Is Jack Connors the Last King of Boston?
“No, Jack,” Fuller had said. But there was no dissuading him. He knew a guy at Disney and had already arranged for the entire family to have VIP treatment during their vacation. No need to wait in any line. Reservations at any restaurant. It would be his treat. The shot of the family at Disney World hanging on Charlie’s back wall? A reminder of “just how special” that trip for the Manjourides family had been, Fuller would later say.
And so, three years later, on that warm July morning, when Connors looked up at the photo and asked how the family was doing, Fuller not only smiled, but her eyes moistened a little. “We’re fine, Jack.”
She then brought him his water and told him it was okay if he parked out back, in the spot marked for family.
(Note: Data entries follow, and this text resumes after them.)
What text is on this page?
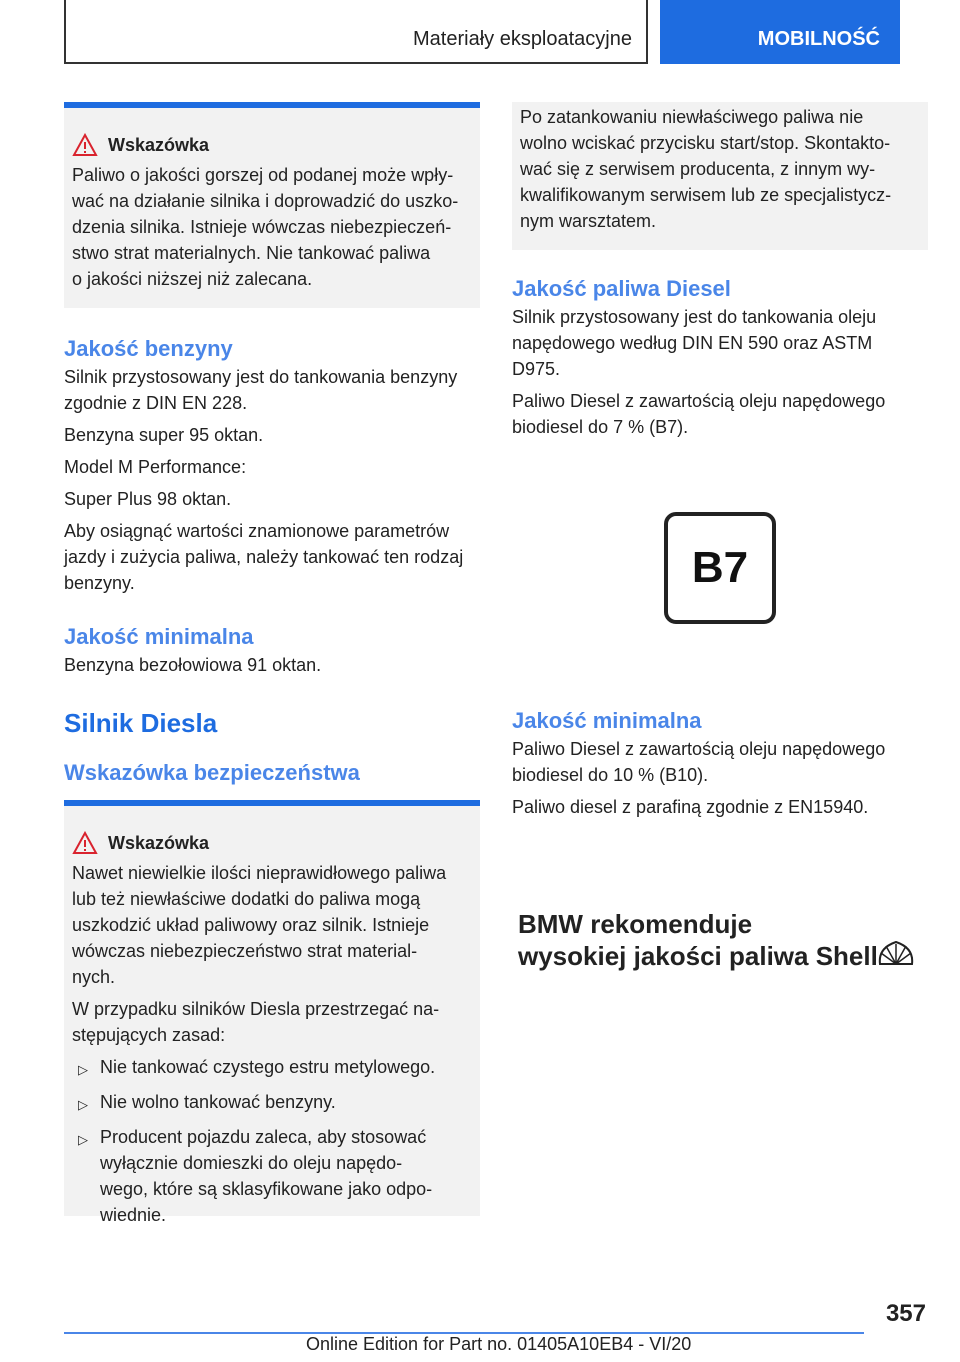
Materiały eksploatacyjne	MOBILNOŚĆ
Wskazówka
Paliwo o jakości gorszej od podanej może wpły-
wać na działanie silnika i doprowadzić do uszko-
dzenia silnika. Istnieje wówczas niebezpieczeń-
stwo strat materialnych. Nie tankować paliwa
o jakości niższej niż zalecana.
Jakość benzyny
Silnik przystosowany jest do tankowania benzyny
zgodnie z DIN EN 228.
Benzyna super 95 oktan.
Model M Performance:
Super Plus 98 oktan.
Aby osiągnąć wartości znamionowe parametrów
jazdy i zużycia paliwa, należy tankować ten rodzaj
benzyny.
Jakość minimalna
Benzyna bezołowiowa 91 oktan.
Silnik Diesla
Wskazówka bezpieczeństwa
Wskazówka
Nawet niewielkie ilości nieprawidłowego paliwa
lub też niewłaściwe dodatki do paliwa mogą
uszkodzić układ paliwowy oraz silnik. Istnieje
wówczas niebezpieczeństwo strat material-
nych.
W przypadku silników Diesla przestrzegać na-
stępujących zasad:
▷ Nie tankować czystego estru metylowego.
▷ Nie wolno tankować benzyny.
▷ Producent pojazdu zaleca, aby stosować
wyłącznie domieszki do oleju napędo-
wego, które są sklasyfikowane jako odpo-
wiednie.
Po zatankowaniu niewłaściwego paliwa nie
wolno wciskać przycisku start/stop. Skontakto-
wać się z serwisem producenta, z innym wy-
kwalifikowanym serwisem lub ze specjalistycz-
nym warsztatem.
Jakość paliwa Diesel
Silnik przystosowany jest do tankowania oleju
napędowego według DIN EN 590 oraz ASTM
D975.
Paliwo Diesel z zawartością oleju napędowego
biodiesel do 7 % (B7).
B7
Jakość minimalna
Paliwo Diesel z zawartością oleju napędowego
biodiesel do 10 % (B10).
Paliwo diesel z parafiną zgodnie z EN15940.
BMW rekomenduje
wysokiej jakości paliwa Shell
357
Online Edition for Part no. 01405A10EB4 - VI/20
GENEROSITY ALONE HAS NEVER defined Connors, however. At Hill Holliday he was ruthless with competitors, taking business away — stealing it, really — based on connections that no one could rival. In the early 1990s, Fran Kelly, now the vice chairman of Arnold, worked for a Rhode Island agency that counted Cambridge software company Lotus Development as a client. Lotus brought in a new chief marketing officer, a guy with a very Irish name: Mark Flanagan. As soon as they found that out, Kelly’s colleagues began kidding him: It’s only a matter of time now before Connors goes after Lotus.
That’s exactly what happened. Because of Connors’s rapport with seemingly every guy named Flanagan, Sullivan, McDonough, or, hell, for that matter, Kelly, Kelly’s agency lost Lotus to Hill Holliday, which led Kelly to eventually join Arnold. “I like Jack; I respect him,” Kelly says. “But, you know, there’s a really steely side to him.”
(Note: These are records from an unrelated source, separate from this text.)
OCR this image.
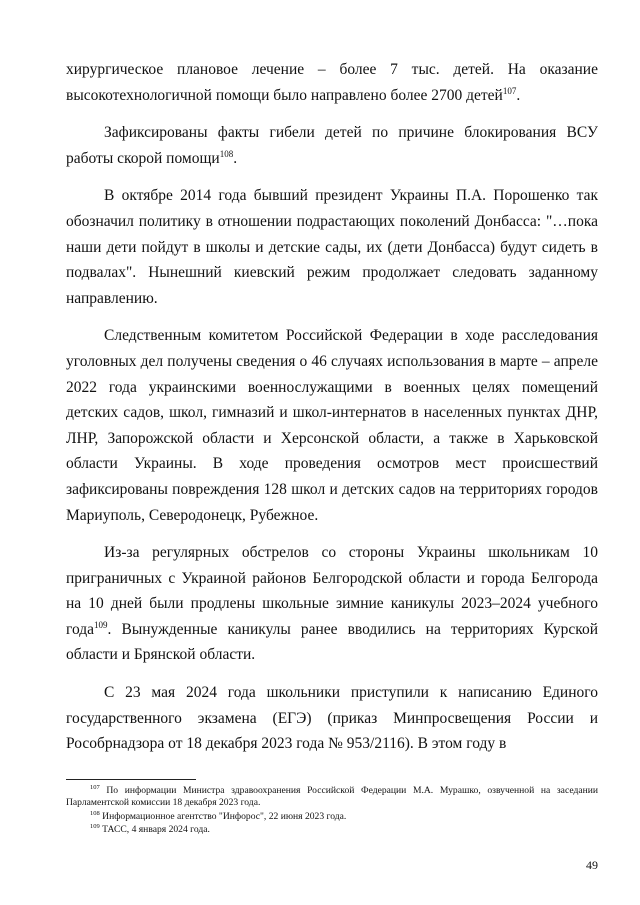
хирургическое плановое лечение – более 7 тыс. детей. На оказание высокотехнологичной помощи было направлено более 2700 детей$^{107}$.

Зафиксированы факты гибели детей по причине блокирования ВСУ работы скорой помощи$^{108}$.

В октябре 2014 года бывший президент Украины П.А. Порошенко так обозначил политику в отношении подрастающих поколений Донбасса: "…пока наши дети пойдут в школы и детские сады, их (дети Донбасса) будут сидеть в подвалах". Нынешний киевский режим продолжает следовать заданному направлению.

Следственным комитетом Российской Федерации в ходе расследования уголовных дел получены сведения о 46 случаях использования в марте – апреле 2022 года украинскими военнослужащими в военных целях помещений детских садов, школ, гимназий и школ-интернатов в населенных пунктах ДНР, ЛНР, Запорожской области и Херсонской области, а также в Харьковской области Украины. В ходе проведения осмотров мест происшествий зафиксированы повреждения 128 школ и детских садов на территориях городов Мариуполь, Северодонецк, Рубежное.

Из-за регулярных обстрелов со стороны Украины школьникам 10 приграничных с Украиной районов Белгородской области и города Белгорода на 10 дней были продлены школьные зимние каникулы 2023–2024 учебного года$^{109}$. Вынужденные каникулы ранее вводились на территориях Курской области и Брянской области.

С 23 мая 2024 года школьники приступили к написанию Единого государственного экзамена (ЕГЭ) (приказ Минпросвещения России и Рособрнадзора от 18 декабря 2023 года № 953/2116). В этом году в

$^{107}$ По информации Министра здравоохранения Российской Федерации М.А. Мурашко, озвученной на заседании Парламентской комиссии 18 декабря 2023 года.

$^{108}$ Информационное агентство "Инфорос", 22 июня 2023 года.

$^{109}$ ТАСС, 4 января 2024 года.

49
Connors’s employees saw it, too. Many endured “Jack Attacks,” which became so legendary in business circles that Fortune magazine once named Connors one of “America’s Toughest Bosses.” Give him a bad projection and Connors might kick the chair of the offending employee. Or he might scream loud enough for the whole office to hear. Whatever the case, Jack Attacks were so commonplace that “one year at a Christmas party, we wrote a song about it,” says Peter Rizzo, who worked at Hill Holliday in the 1980s. It was set to the Rolling Stones’ “Jumpin’ Jack Flash.”
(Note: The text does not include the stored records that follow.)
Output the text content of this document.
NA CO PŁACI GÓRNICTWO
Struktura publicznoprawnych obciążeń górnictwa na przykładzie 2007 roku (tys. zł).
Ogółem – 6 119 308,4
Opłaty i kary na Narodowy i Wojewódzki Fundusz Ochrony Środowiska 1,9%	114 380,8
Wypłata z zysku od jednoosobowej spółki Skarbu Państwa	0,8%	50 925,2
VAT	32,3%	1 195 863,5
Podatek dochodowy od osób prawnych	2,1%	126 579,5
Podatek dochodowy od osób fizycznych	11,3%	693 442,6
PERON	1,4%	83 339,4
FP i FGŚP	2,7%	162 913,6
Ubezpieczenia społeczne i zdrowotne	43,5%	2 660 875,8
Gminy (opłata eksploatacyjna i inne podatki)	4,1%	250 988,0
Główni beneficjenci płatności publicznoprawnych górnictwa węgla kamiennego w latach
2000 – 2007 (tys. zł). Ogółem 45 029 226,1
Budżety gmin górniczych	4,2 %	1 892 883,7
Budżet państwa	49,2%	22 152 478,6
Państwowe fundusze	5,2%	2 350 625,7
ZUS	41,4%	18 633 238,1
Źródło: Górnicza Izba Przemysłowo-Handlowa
In that era, Fenway Franks was a Hill Holliday client — a very demanding one. One Friday, Connors received an angry call from Fenway Franks CEO Jack Satter, describing how John Verret, the man on the account, had screwed up. Connors called Verret into his office, seething. “For what you’re making I could get a line out the street,” Connors screamed. “If I wanted to hire assholes, I could hire three assholes to do your job!”